Streit über Zustimmung zum Atomausstieg: Grüner Druck von ganz oben

Die Parteispitze der Grünen will die Basis überzeugen, dem Atomkompromiss von Schwarz-Gelb zuzustimmen. Unterstützung bekommen Roth & Co. aus dem Norden.

Atomkompromiss von Schwarz-Gelb: Claudia Roth will zustimmen - und hofft, dass es ihr die Basis gleichtut. Bild: dpa

BERLIN dpa | Vor dem Sonderparteitag der Grünen zum Atomausstieg schwört die Parteispitze die Basis auf eine Zustimmung ein. Doch auch die Gegner machen Front. Vorhersagen will keine Seite, ob die Führung mit der Zustimmung zum Ausstiegskonzept von Kanzlerin Angela Merkel (CDU) an diesem Samstag in Berlin Schiffbruch erleidet. Bis Freitag waren rund 80 Änderungsanträge zum Vorstandsantrag eingegangen, zudem soll über drei komplette Gegenanträge abgestimmt werden.

Parteichefin Claudia Roth betonte, mit dem geplanten festen Abschaltdatum der Meiler sei "die Reststromzockerei, wie sie beim rot-grünen Konsens möglich war, nicht mehr möglich". Einzelne Meiler könnten also nicht wegen der Übertragung von Reststrommengen bis Mitte des kommenden Jahrzehnts laufen.
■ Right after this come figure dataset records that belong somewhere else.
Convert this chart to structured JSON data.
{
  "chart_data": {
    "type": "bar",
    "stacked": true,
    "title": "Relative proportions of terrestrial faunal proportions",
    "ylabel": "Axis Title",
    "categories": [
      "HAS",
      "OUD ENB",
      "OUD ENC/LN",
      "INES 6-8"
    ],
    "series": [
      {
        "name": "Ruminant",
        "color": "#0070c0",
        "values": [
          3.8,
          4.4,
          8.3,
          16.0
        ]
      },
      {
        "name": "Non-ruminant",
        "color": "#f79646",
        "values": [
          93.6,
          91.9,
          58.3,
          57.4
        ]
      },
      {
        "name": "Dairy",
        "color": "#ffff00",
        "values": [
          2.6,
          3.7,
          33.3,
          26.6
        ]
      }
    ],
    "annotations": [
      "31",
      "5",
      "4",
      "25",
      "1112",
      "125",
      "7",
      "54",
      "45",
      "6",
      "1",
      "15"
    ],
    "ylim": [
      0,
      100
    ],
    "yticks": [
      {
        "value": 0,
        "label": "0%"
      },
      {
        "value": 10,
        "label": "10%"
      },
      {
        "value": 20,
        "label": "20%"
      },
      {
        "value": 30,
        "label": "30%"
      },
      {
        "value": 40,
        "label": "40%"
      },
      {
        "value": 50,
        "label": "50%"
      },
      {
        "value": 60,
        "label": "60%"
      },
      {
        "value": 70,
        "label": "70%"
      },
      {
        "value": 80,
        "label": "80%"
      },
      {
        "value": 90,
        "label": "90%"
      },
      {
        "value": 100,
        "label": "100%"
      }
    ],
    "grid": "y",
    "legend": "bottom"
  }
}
Der Atomausstieg bis 2022 gehe deshalb "auch über den rot-grünen Ausstieg positiv hinaus", sagte Roth am Freitag der Nachrichtenagentur dpa in Berlin. "Das steht zur Abstimmung und dem möchte ich zustimmen." Dennoch wolle auch die Grünen-Spitze weitere Verbesserungen erreichen. "Das ist aber kein Blankoscheck."

Der Co-Vorsitzende Cem Özdemir betonte, der Ausstieg bringe auch ein wichtiges Signal für die Wirtschaft, die sich dann an festen Vorgaben orientieren könne.

Ein Appell kam auch aus Kiel. Der Grünen-Fraktionschef im Kieler Landtag, Robert Habeck, forderte, dem schwarz-gelben Gesetz zum Atomausstieg aus inhaltlichen und politischen Gründen zustimmen. Zwar komme die Abschaltung der letzten Reaktoren nach den Plänen der Berliner Koalition um fünf Jahre zu spät, sagte Habeck der dpa in Kiel. "Aber unter dem Strich ist das eher ein Ausstieg als eine Mogelpackung." Außerdem sei es ein schwer erkämpfter Sieg der Anti-Atom-Bewegung. Er hielte es deshalb für falsch, den Atomausstieg nicht auf der Habenseite der Grünen zu verbuchen, sondern dieses Ergebnis der Union zu überlassen. "Das leuchtet mir nicht ein."

"Die Gesellschaft wird sich kaum zum Besseren entwickeln"

Das schwarz-gelbe Gesetz entspreche keineswegs zu 100 Prozent den Erwartungen der Grünen, und die sieben anderen Gesetze aus dem Paket seien so schlecht, dass man ihnen nicht zustimmen könne, erläuterte Habeck. "Aber man kann auch zustimmen, wenn ein Gesetz in die richtige Richtung geht und muss nicht auf 100 Prozent beharren." Andernfalls komme man nie vom Fleck: "Die Gesellschaft wird sich kaum zum Besseren entwickeln, wenn man nur mit politischen Reinheitsgeboten argumentiert."

Die Sprecherin der Grünen Jugend, Gesine Agena, hingegen betonte im SWR: "Der Ausstieg der Bundesregierung ist zu spät, also erst im Jahre 2022, nicht wie wir gesagt haben 2017." Zudem seien die Sicherheitsmaßnahmen für die AKW katastrophal. "Die tragen wir nicht mit." Eine Zerreißprobe sei es für die Partei aber nicht, weil über den Wunsch nach einem schnellen Ausstieg Einigkeit herrsche.

Ein Sonderparteitag der Grünen entscheidet am Samstag in Berlin, ob die Partei dem Ausstiegsplan der Bundesregierung zustimmt. Der Bundesvorstand hat dies empfohlen. Der Bundestag will am Donnerstag kommender Woche entscheiden.